Année politique Suisse 1978 : Chronique générale / Défense nationale / Landesverteidigung und Gesellschaft
print
Armeeleitbild 80
Da sich die erste Halbzeit für die Verwirklichung des Armeeleitbildes 80 dem Ende zuneigt, beginnt man sich in der Verteidigungspolitik bereits mit der Planung über 1985 hinaus zu beschäftigen. An einem Informationstag der Militär- und Sicherheitsausschüsse der Bundesratsparteien kündigte Generalstabschef H. Senn einen neuen Leitbild-Bericht auf 1983 an. Als Schwerpunkte des weiteren Ausbaus der Armee nannte er vor allem die Ausrüstung der Kampfregimenter mit gefechtsfeldbeweglichen (gepanzerten) Panzerabwehrwaffen, die Bildung einer luftmobilen und einer mechanisierten Armeereserve sowie die Erhöhung der Gegenschlagkapazität in den Feldarmeekorps. Damit bekundete er das Bestreben, in der militärischeh Verteidigungskonzeption die Komponente der Beweglichkeit stärker zu betonen.

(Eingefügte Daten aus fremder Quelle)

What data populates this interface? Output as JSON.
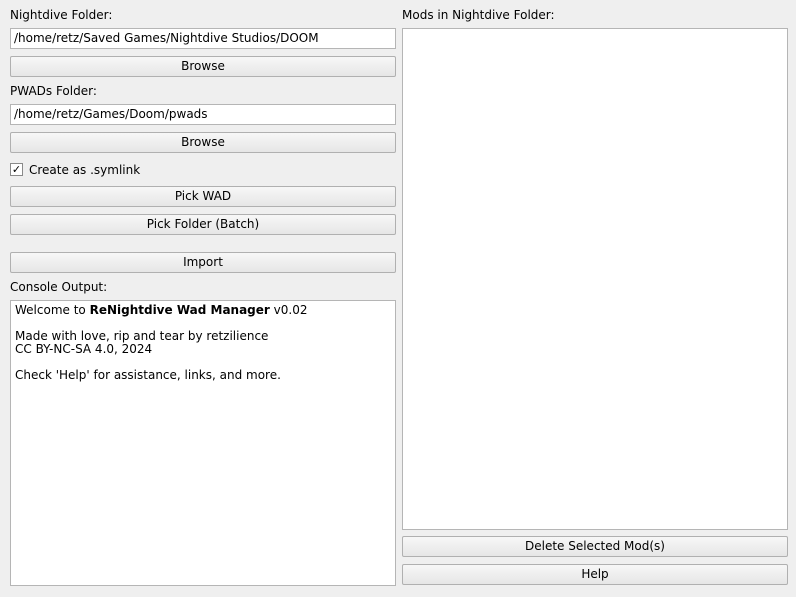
{
  "left": {
    "nightdive_label": "Nightdive Folder:",
    "nightdive_path": "/home/retz/Saved Games/Nightdive Studios/DOOM",
    "browse_label": "Browse",
    "pwads_label": "PWADs Folder:",
    "pwads_path": "/home/retz/Games/Doom/pwads",
    "browse2_label": "Browse",
    "symlink": {
      "label": "Create as .symlink",
      "checked": true,
      "mark": "✓"
    },
    "pick_wad_label": "Pick WAD",
    "pick_folder_label": "Pick Folder (Batch)",
    "import_label": "Import",
    "console_label": "Console Output:",
    "console": {
      "welcome_prefix": "Welcome to ",
      "app_name": "ReNightdive Wad Manager",
      "version": " v0.02",
      "made_with": "Made with love, rip and tear by retzilience",
      "license": "CC BY-NC-SA 4.0, 2024",
      "help_hint": "Check 'Help' for assistance, links, and more."
    }
  },
  "right": {
    "mods_label": "Mods in Nightdive Folder:",
    "mods": [],
    "delete_label": "Delete Selected Mod(s)",
    "help_label": "Help"
  }
}
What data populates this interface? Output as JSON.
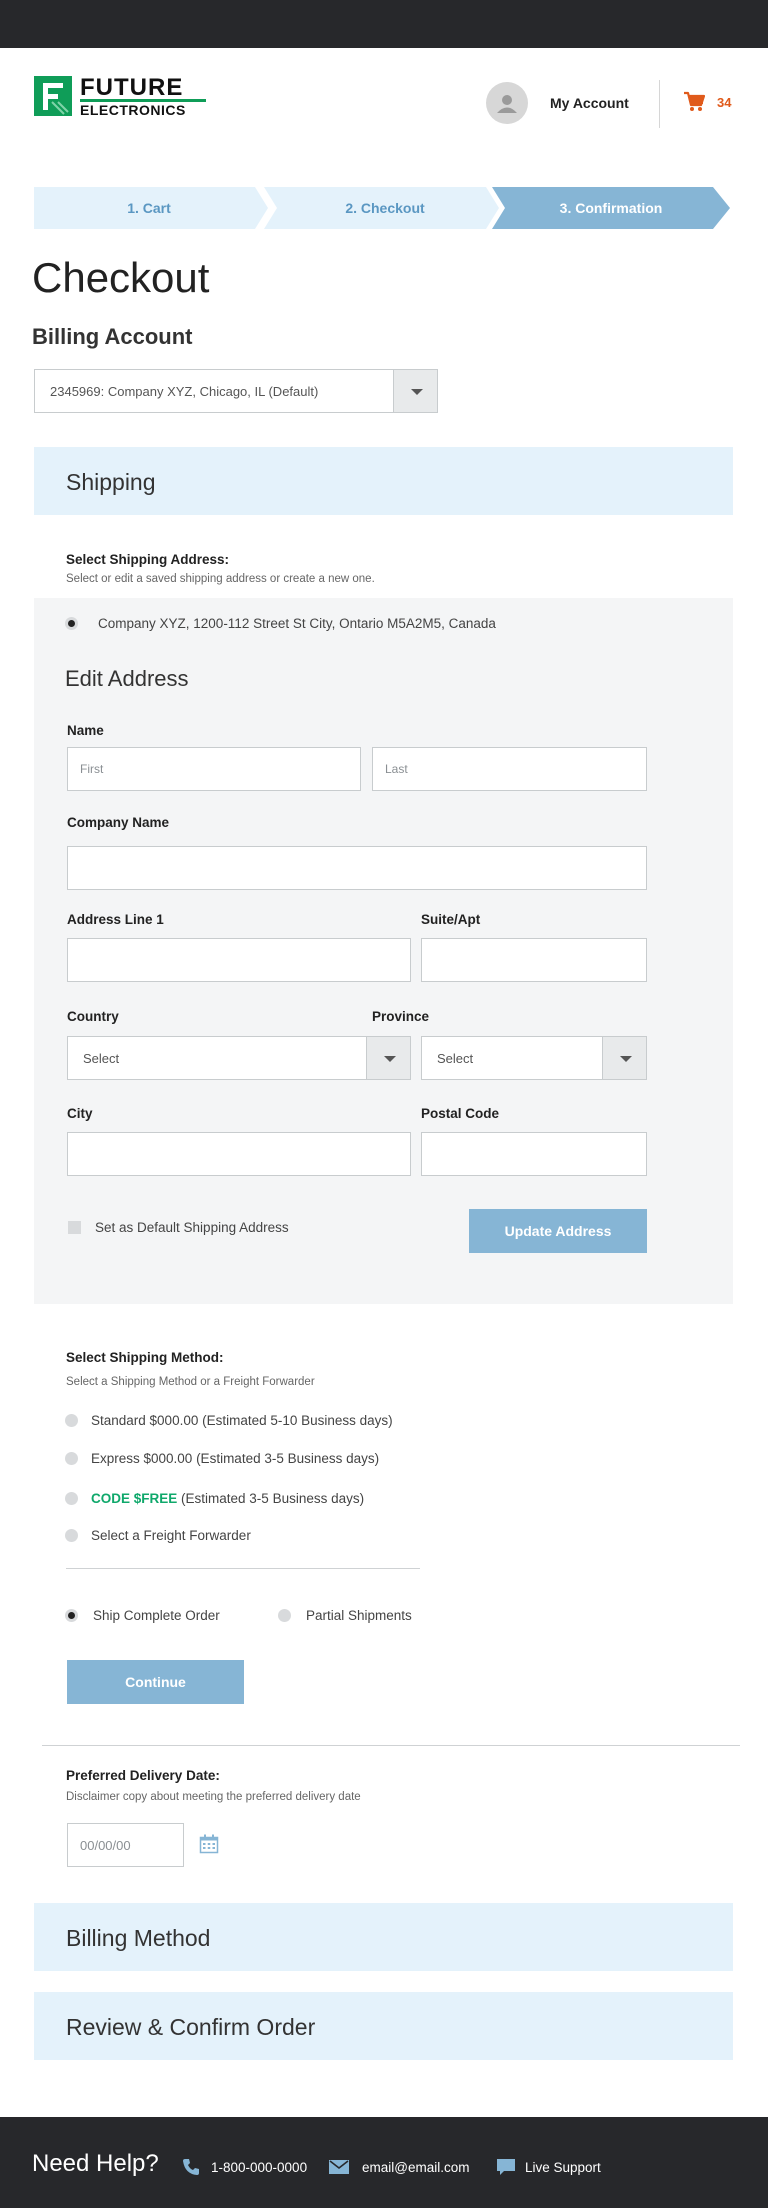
{
  "header": {
    "logo_line1": "FUTURE",
    "logo_line2": "ELECTRONICS",
    "account_label": "My Account",
    "cart_count": "34"
  },
  "steps": [
    {
      "label": "1. Cart",
      "active": false
    },
    {
      "label": "2. Checkout",
      "active": false
    },
    {
      "label": "3. Confirmation",
      "active": true
    }
  ],
  "page_title": "Checkout",
  "billing_account": {
    "heading": "Billing Account",
    "selected": "2345969: Company XYZ, Chicago, IL (Default)"
  },
  "shipping": {
    "title": "Shipping",
    "select_address_label": "Select Shipping Address:",
    "select_address_sub": "Select or edit a saved shipping address or create a new one.",
    "saved_address": "Company XYZ, 1200-112 Street St City, Ontario M5A2M5, Canada",
    "edit_heading": "Edit Address",
    "fields": {
      "name_label": "Name",
      "first_placeholder": "First",
      "last_placeholder": "Last",
      "company_label": "Company Name",
      "address1_label": "Address Line 1",
      "suite_label": "Suite/Apt",
      "country_label": "Country",
      "country_value": "Select",
      "province_label": "Province",
      "province_value": "Select",
      "city_label": "City",
      "postal_label": "Postal Code"
    },
    "default_checkbox_label": "Set as Default Shipping Address",
    "update_button": "Update Address",
    "method_label": "Select Shipping Method:",
    "method_sub": "Select a Shipping Method or a Freight Forwarder",
    "methods": [
      {
        "text": "Standard $000.00 (Estimated 5-10 Business days)"
      },
      {
        "text": "Express $000.00 (Estimated 3-5 Business days)"
      },
      {
        "code": "CODE $FREE",
        "text": " (Estimated 3-5 Business days)"
      },
      {
        "text": "Select a Freight Forwarder"
      }
    ],
    "ship_complete": "Ship Complete Order",
    "partial": "Partial Shipments",
    "continue_button": "Continue",
    "delivery_label": "Preferred Delivery Date:",
    "delivery_sub": "Disclaimer copy about meeting the preferred delivery date",
    "date_placeholder": "00/00/00"
  },
  "billing_method_title": "Billing Method",
  "review_title": "Review & Confirm Order",
  "footer": {
    "title": "Need Help?",
    "phone": "1-800-000-0000",
    "email": "email@email.com",
    "live_support": "Live Support"
  },
  "colors": {
    "accent": "#86b5d5",
    "panel": "#e4f2fb",
    "cart_orange": "#e05a1b",
    "brand_green": "#0f9d58",
    "dark_bar": "#27282b"
  }
}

Er äusserte sich aber weit zurückhaltender als der Publizist G. Däniker, der die erhöhte Beweglichkeit durch Aufstellung einer ständigen Bereitschaftstruppe aus mechanisierten oder luftmobilen Verbänden erreichen will und dabei die Voraussetzungen der Konzeption 66 in Frage stellt [12]. Eher in die Richtung einer Raumverteidigung zielte der Kommandant des Gebirgsarmeekorps, G. Reichlin, indem er sich gegen die vom Armeeleitbild 80 vorgesehene Gewichtsverlagerung auf die Feldarmeekorps wandte, weil ein langdauernder Widerstand nur im Alpenraum denkbar sei. Dass Korpskommandant Reichlin in der Landesverteidigungskommission nicht gegen das Armeeleitbild Stellung genommen hatte, sondern seine Kritik am geplanten Abzug von Truppenkörpern aus der Gebirgsarmee erst hinterher und öffentlich, akzentuiert durch einen vorzeitigen Rücktritt, äusserte, wirkte schockierend. Der Fall ist damit im Zusammenhang zusehen, dass die Knappheit an Finanzen und Mannschaft zur Setzung von Prioritäten zwingt und dadurch Konzepte, die auf die Verbindung verschiedenartiger Grundhaltungen angelegt sind, auf eine Belastungsprobe stellt [13].
 
[12] H. Senn : NZZ (sda), 271, 21.11.78; NZZ, 11, 15.1.78. Vgl. dazu G. Däniker, «Die Schweizer Armee der 90er Jahre», Beilage zu ASMZ, 144/1978, Nr. 11. Vgl. SPJ, 1978, S. 47.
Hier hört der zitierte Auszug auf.